Further, the present invention is not limited to the parallel plate type, but can be applied to other plasma processing apparatuses such as an ECR type, an CCP type, a helicon type, a microwave type and the like. Further, the present invention is not limited to a plasma processing apparatus, and can be applied to other apparatuses such as an etching apparatus, a sputtering apparatus, and a heat treatment apparatus.

In the above embodiment, the processing apparatus 10 performs processing on a semiconductor wafer. However, the present invention is not limited to this, and may be applied to an apparatus that performs processing such as a liquid crystal display device. Industrial applicability

INDUSTRIAL APPLICABILITY The present invention can be suitably applied to a processing apparatus that performs a plasma processing such as a film forming process and an etching process on an object to be processed such as a semiconductor wafer and a liquid crystal display device.

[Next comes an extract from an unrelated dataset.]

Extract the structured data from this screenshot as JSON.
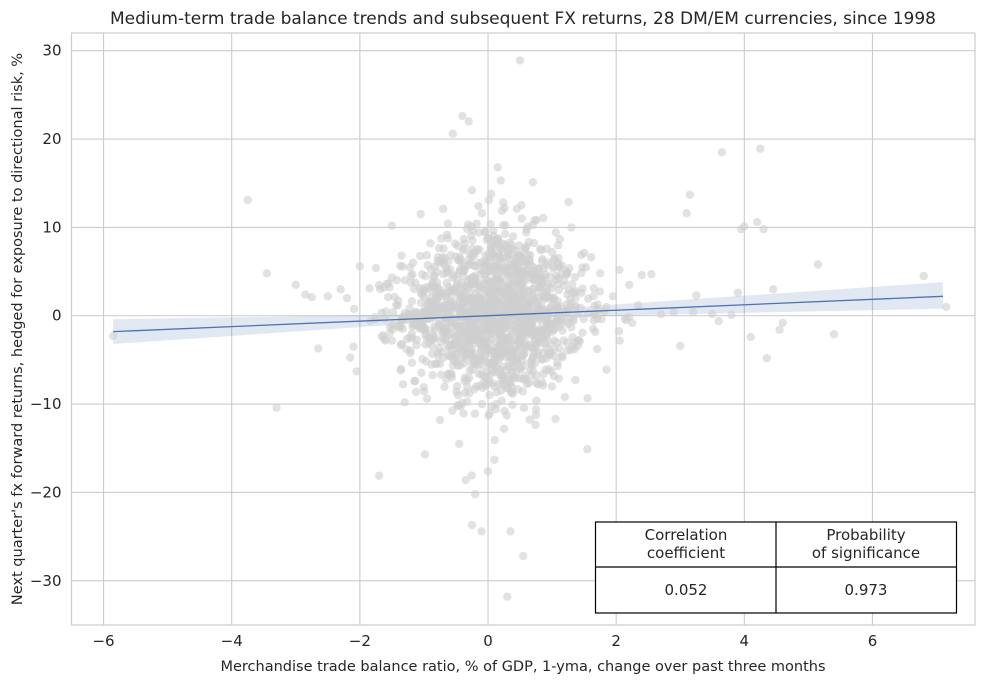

The present invention is based on Japanese Patent Application No. 2001-239720 filed on Aug. 7, 2001, and includes the specification, claims, and drawings and abstract. The disclosure in the above application is incorporated herein by reference in its entirety.

Claims

The scope of the claims

1 .. A chamber (11) for internally performing a predetermined process on a workpiece,

A cleaning gas introduction unit (15) provided in the chamber (11) for introducing a cleaning gas containing a halogen-containing substance and an oxygen-containing substance into the chamber (11);

A processing device comprising:

2. The processing apparatus according to claim 1, wherein the cleaning gas removes a substance attached to the inside of the champ (11) and containing at least one of carbon and nitrogen.

3. An activator (12) provided outside the chamber (11) for activating the cleaning gas,

3. The processing apparatus according to claim 1, wherein the activated cleaning gas is introduced into the chamber (11).

4. The method according to claim 1, further comprising an activator (12) for activating the cleaning gas inside the chamber (11).

5. The oxygen-containing material, oxygen (0 _2), ozone (0 ₃₎ constituted from either, that the processing device according to any one of claims 1 to 4, characterized in.

6. The processing apparatus according to any one of claims 1 to 5, wherein the halogen-containing substance is made of a fluorine-based substance.

7. A cleaning method for a processing apparatus for performing a predetermined process on a processing object inside a chamber (11),

A method for cleaning a processing apparatus, comprising a step of introducing a cleaning gas containing a halogen-containing substance and an oxygen-containing substance into the chamber (11).

8. The cleaning apparatus according to claim 7, wherein the cleaning gas removes a substance containing at least one of carbon and nitrogen attached to the inside of the chamber (11). Method.

9. The method according to claim 7, further comprising activating the cleaning gas outside the champer (11) and supplying the activated cleaning gas into the chamber (11). Clearing method for processing equipment.

10. The method according to claim 7 or 8, further comprising a step of activating the cleaning gas inside the champer (11).

11. The cleaning apparatus according to claim 7, wherein one of oxygen (O ₂ ) and ozone (O ₃ ) is used as the oxygen-containing substance. Method.

12. The method for cleaning a processing apparatus according to claim 7, wherein a fluorine-based substance is used as the halogen-containing substance.